I fall into the second camp. Not radically so. I believe that improvements in athletic movement principles (needed for hockey) will manifest themselves in improved lifts, jumps, sprints, and aerobic tests. Therefore, those tests may provide an indicator as a proxy for improved sport performance. The reason that I fall into the second camp is because I am in (what I think is) a fairly unique position of having almost amassed my 10,000 coaching hours (I’ve been coaching for about the last 9 years consistently) and also having amassed my 10,000 hockey playing hours, meanwhile I’ve studied Kinesiology. Because I am also continuing to play while doing all this, I’d say that I am very in touch with the process of what it takes to get better. I’ve made committed almost every mistake by enthusiastically following every person who has a claim that they can help improve my game. I have ruthlessly thrown aside any and every method that does not provide immediate and lasting results. I’m also 100% in touch with the demands of the athlete, and the psychology of the athlete. So I remember the days when I crushed a fatiguing workout, went to the farm to work and pushed a lawn mower and carried a weed whacker and didn’t have time or energy to develop my skills. I remember dropping 400lbs on my back in a back squat with incorrectly adjusted spot arms and no spotter. I remember lunging around my backyard with a friend (who never worked out with me again), for 2 hours, and then not being able to walk for a week (my mom literally carried me up and down the stairs…embarrassing for a 12 year old).
After almost 20 years of hockey, I’ve realized that the most valuable physical skills I learned were actually very different than what a strength & conditioning coach might suggest. They are:
- Not to tense up in pressure situations.
- Not to “try” too hard. Give 100% intensity instead.
- Not to tense muscles that are not immediately involved in performing the skill.
- Generate and receive contact through the core.

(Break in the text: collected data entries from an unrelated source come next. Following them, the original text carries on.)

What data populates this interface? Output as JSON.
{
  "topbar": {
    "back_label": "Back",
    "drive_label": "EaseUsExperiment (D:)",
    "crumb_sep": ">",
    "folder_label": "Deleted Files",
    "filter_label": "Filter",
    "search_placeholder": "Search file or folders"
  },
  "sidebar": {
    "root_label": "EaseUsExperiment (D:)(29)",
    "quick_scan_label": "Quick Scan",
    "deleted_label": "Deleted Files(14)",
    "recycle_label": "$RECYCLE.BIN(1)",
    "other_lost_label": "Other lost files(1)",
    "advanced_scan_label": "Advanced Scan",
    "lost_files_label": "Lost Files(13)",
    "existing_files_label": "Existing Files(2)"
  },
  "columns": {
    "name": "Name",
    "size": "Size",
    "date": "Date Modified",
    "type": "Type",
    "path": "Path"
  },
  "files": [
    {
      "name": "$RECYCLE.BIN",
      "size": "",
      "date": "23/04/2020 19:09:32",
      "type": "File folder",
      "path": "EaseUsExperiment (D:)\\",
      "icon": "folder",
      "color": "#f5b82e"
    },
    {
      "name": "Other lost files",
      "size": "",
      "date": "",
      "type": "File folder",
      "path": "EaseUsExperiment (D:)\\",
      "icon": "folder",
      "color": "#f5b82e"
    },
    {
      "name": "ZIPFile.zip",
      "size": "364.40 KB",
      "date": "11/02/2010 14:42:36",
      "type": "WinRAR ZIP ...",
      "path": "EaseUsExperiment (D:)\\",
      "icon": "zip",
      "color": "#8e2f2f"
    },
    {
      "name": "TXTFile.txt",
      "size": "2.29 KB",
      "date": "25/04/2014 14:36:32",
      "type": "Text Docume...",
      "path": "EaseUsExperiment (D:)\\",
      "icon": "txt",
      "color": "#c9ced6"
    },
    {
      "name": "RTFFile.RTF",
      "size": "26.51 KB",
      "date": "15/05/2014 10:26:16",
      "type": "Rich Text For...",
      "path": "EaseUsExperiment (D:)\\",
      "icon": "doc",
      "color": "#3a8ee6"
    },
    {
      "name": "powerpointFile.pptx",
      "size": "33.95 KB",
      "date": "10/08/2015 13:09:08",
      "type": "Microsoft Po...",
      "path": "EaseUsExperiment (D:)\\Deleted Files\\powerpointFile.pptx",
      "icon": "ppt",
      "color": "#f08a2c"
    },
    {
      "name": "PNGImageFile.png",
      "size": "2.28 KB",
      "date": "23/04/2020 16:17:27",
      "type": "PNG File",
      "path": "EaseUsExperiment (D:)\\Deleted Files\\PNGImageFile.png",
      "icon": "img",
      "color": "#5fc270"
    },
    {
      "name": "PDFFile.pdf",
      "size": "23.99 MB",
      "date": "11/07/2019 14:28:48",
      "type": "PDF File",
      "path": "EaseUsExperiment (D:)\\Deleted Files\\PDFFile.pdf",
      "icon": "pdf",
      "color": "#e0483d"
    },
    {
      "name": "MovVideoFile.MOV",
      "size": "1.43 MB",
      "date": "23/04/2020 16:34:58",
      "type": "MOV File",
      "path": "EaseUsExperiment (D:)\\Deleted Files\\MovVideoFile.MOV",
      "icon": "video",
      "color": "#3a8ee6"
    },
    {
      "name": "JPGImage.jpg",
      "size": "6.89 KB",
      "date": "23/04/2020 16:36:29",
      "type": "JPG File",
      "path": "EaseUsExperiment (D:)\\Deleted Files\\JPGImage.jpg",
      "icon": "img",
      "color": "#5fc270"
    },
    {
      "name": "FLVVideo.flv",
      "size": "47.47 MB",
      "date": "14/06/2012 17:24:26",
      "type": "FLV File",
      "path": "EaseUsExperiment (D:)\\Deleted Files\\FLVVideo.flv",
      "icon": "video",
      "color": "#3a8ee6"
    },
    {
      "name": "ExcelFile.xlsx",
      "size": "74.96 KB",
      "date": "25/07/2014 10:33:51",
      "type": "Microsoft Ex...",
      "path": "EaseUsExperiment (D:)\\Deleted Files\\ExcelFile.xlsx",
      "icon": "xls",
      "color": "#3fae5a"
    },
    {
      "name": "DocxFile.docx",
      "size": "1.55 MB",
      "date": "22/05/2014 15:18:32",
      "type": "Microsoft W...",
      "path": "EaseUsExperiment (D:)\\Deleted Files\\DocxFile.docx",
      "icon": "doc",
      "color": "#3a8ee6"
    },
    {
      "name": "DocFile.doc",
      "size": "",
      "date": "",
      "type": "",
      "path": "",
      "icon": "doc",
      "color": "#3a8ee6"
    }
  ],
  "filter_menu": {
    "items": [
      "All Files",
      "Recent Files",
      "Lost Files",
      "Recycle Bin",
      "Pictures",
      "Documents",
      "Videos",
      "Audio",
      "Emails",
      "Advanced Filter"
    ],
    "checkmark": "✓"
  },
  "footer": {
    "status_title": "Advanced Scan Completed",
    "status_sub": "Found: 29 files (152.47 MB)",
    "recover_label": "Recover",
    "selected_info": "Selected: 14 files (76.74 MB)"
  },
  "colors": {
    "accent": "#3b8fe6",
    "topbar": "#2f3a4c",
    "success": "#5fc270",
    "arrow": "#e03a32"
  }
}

- Learn to generate elasticity through the core on shots and passes.
- Don’t bend your knees too much, use your hips to generate power.
- Under fatigue, stay calm, breathe deeply.
- Correct posture (shoulders, pelvic alignment, ribcage alignment) matters as much to physical performance as it does to psychological performance.
All of these things are movement quality related. They were sprinkled throughout my career, with many of them only coming into crystal clear focus very recently. Disappointing, then, that all the fatiguing workouts I did never taught me those things. Some I learned when I used to play the violin, others I learned through martial arts, golf and soccer. A few teammates have given me pointers on others. The rest I learned by researching information from the best minds in sports and strength and conditioning.
Of course, I’m now also blessed with great aerobic capacity, strength and power. While these occurred as a result of my training, I still believe that my training was not the most efficient way of improving all of those things. For example, I learned that I didn’t actually need to lift as much volume as I thought I did. I also wish I had adopted a different running style when I was back racing, as that would have made running so much more enjoyable. In any case, all of this was a valuable learning experience because I can now do a lot more with a lot less time and energy.
So what are we doing this summer? We are trying to boil down 20 years of my enthusiastic pursuit of excellence through training into one summer. We are drawing the straightest line through the sand. I’m hoping it can help everyone we are training get better faster.